Dive Brief:
- A number of major medtech companies used this week's J.P. Morgan Healthcare Conference as an opportunity to present new data and insight on the upcoming fiscal year.
- Boston Scientific CEO Mike Mahoney spoke Tuesday following early release of the company's fourth quarter and full fiscal year 2018 earnings, which were $2.56 billion and $9.82 billion, respectively, also touting the six out of seven market segments that his company grew faster than peer groups in 2018. Boston Scientific's target for 2019 and 2020 includes a "double-digit goal" for adjusted EPS growth and 35% company investment in high-growth markets by 2021.
- The day before, Medtronic stock was down more than 6% at market close following a presentation by CEO Omar Ishrak and colleagues. While Ishrak and his team maintained Medtronic's guidance for fiscal year 2019, CFO Karen Parkhill noted that recently proposed tax regulations "more punitive" than the company had anticipated could impact earnings per share growth during fiscal year 2020. Still, executives talked up the company's pipeline prospects and predicted above-trend EPS growth in fiscal years 2021 and 2022 — if 2020 does turn out to be a down year for that metric.
Dive Insight:
Pipelines were a preferred talking point for medtech executives at JPM.

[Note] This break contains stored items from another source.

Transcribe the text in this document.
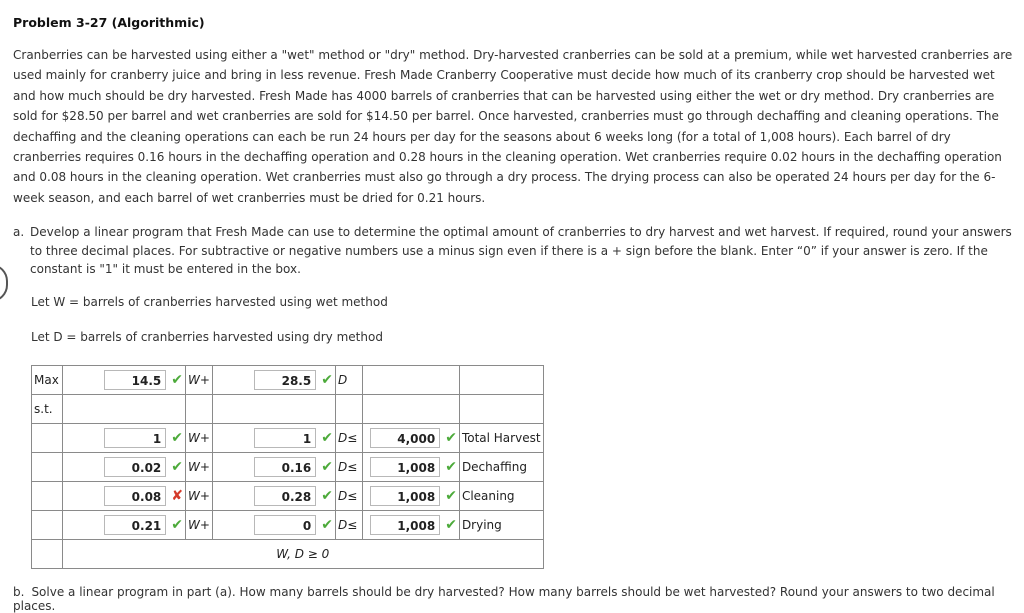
Problem 3-27 (Algorithmic)
Cranberries can be harvested using either a "wet" method or "dry" method. Dry-harvested cranberries can be sold at a premium, while wet harvested cranberries are used mainly for cranberry juice and bring in less revenue. Fresh Made Cranberry Cooperative must decide how much of its cranberry crop should be harvested wet and how much should be dry harvested. Fresh Made has 4000 barrels of cranberries that can be harvested using either the wet or dry method. Dry cranberries are sold for $28.50 per barrel and wet cranberries are sold for $14.50 per barrel. Once harvested, cranberries must go through dechaffing and cleaning operations. The dechaffing and the cleaning operations can each be run 24 hours per day for the seasons about 6 weeks long (for a total of 1,008 hours). Each barrel of dry cranberries requires 0.16 hours in the dechaffing operation and 0.28 hours in the cleaning operation. Wet cranberries require 0.02 hours in the dechaffing operation and 0.08 hours in the cleaning operation. Wet cranberries must also go through a dry process. The drying process can also be operated 24 hours per day for the 6-week season, and each barrel of wet cranberries must be dried for 0.21 hours.
a. Develop a linear program that Fresh Made can use to determine the optimal amount of cranberries to dry harvest and wet harvest. If required, round your answers to three decimal places. For subtractive or negative numbers use a minus sign even if there is a + sign before the blank. Enter “0” if your answer is zero. If the constant is "1" it must be entered in the box.
Let W = barrels of cranberries harvested using wet method
Let D = barrels of cranberries harvested using dry method
Max	14.5 ✔	W+	28.5 ✔	D		
s.t.						
	1 ✔	W+	1 ✔	D≤	4,000 ✔	Total Harvest
	0.02 ✔	W+	0.16 ✔	D≤	1,008 ✔	Dechaffing
	0.08 ✘	W+	0.28 ✔	D≤	1,008 ✔	Cleaning
	0.21 ✔	W+	0 ✔	D≤	1,008 ✔	Drying
	W, D ≥ 0					
b. Solve a linear program in part (a). How many barrels should be dry harvested? How many barrels should be wet harvested? Round your answers to two decimal places.
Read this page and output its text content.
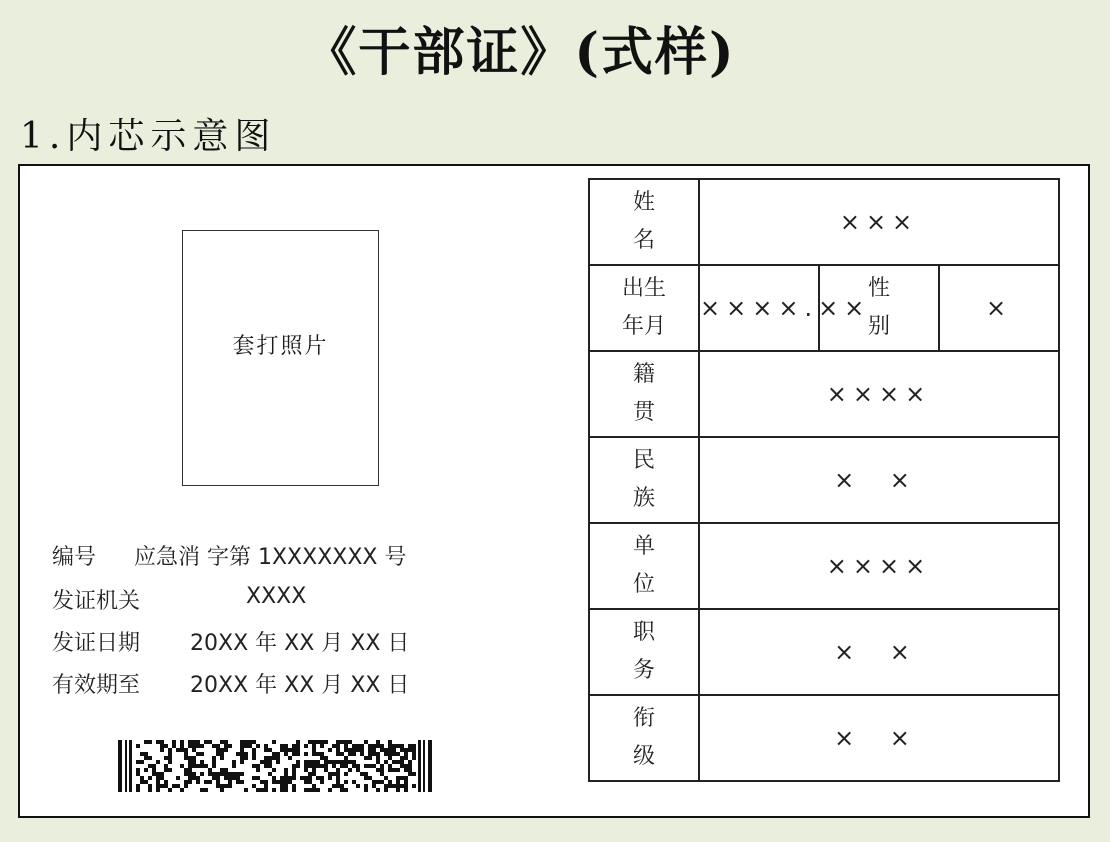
《干部证》(式样)
1.内芯示意图
套打照片
编号 应急消 字第 1XXXXXXX 号
发证机关	XXXX
发证日期 20XX 年 XX 月 XX 日
有效期至 20XX 年 XX 月 XX 日
姓
名	×××		

出生
年月	××××.××	性
别	×

籍
贯	××××		

民
族	× ×		

单
位	××××		

职
务	× ×		

衔
级	× ×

"This business is about innovation and pipeline. I believe we have a stronger and more compelling pipeline and innovation cadence at Boston than we ever have looking forward," Mahoney said, citing the company's focus on R&D and tuck-in acquisitions. He shed light on a few of those acquisitions, calling Boston Scientific's recent deal with Millipede a "smart shot on goal" for mitral repair, and that the pending $4.2 billion acquisition of BTG "continues to expand this trend of cancer for Boston."
"Whether it be Augmenix, whether it be nVision, the work we’re doing in endoluminal surgery, and now with BTG, we’re building an impressive portfolio of both diagnostic and therapeutic capabilities in cancer detection, be it in liver, kidney, or lung, which we believe is the most compelling application going forward," he said. The Boston Scientific team highlighted TAVR and reusable scopes as additional areas to watch in the coming year.
"BSX enters 2019 with a much cleaner balance sheet, with no major calls to cash and the ability to continue being nimble from an M&A perspective and perhaps get even more aggressive in cash deployment," Leerink analysts wrote to investors in the hours leading up to the presentation. "To us, BSX remains one of the strongest and safest "growth" stories in large-cap MedTech, with top-tier and above-market sales and EPS growth that is likely sustainable for the foreseeable future."
Whereas Boston Scientific announced a likely tax rate of about 13% going forward, Medtronic's Parkhill indicated that her company's operational tax rate for fiscal year 2019 is about 15%. Parkhill said that fiscal year 2020 EPS growth could dip below the company's long-range target of 8%. A Medtronic spokesperson listed potentially impactful proposed regulations as fall 2018 updates related to global intangible low-taxed income, foreign tax credit regulations, base erosion and anti-tax avoidance regulations and hybrid regulations.
Still, Ishrak said Medtronic is "very confident" in maintaining its guidance for fiscal year 2019, which includes 5.0 to 5.5% revenue growth and adjusted EPS of $5.10 to $5.15, and that the 8% long-range EPS growth goal remains realistic.
A Monday note to investors from SunTrust Robinson Humphrey analysts also touched on Medtronic's softened growth guidance on its cardiac and vascular group specifically, largely due to slowdown in the left ventricular assist device market, which means 2019 total reported revenue growth is more likely to hit the mid-range of guidance within the projected 5.0% to 5.5% range.
Echoing themes from Medtronic's most recent earnings call in November, Ishrak called Medtronic's pipeline "as strong as it’s ever been, and stronger," and highlighted recent product launches like the Mazor X Stealth Edition robot for spinal surgery as emerging sources of growth for the company. Leadership cited the company's Minimally Invasive Therapies Group and Restorative Therapies Group as strong performers to offset factors outside of the company's control like tax regulations, international tariffs and increasing competition in the cardiovascular and diabetes spaces.
Boston Scientific will host a full earnings call Feb. 6, while Medtronic is expected to release its third quarter earnings for fiscal year 2019 on Feb. 19.
Other medtech players on the JPM schedule this week include Zimmer Biomet, Thermo Fisher Scientific and BD, as well as diagnostics giants Quest and LabCorp.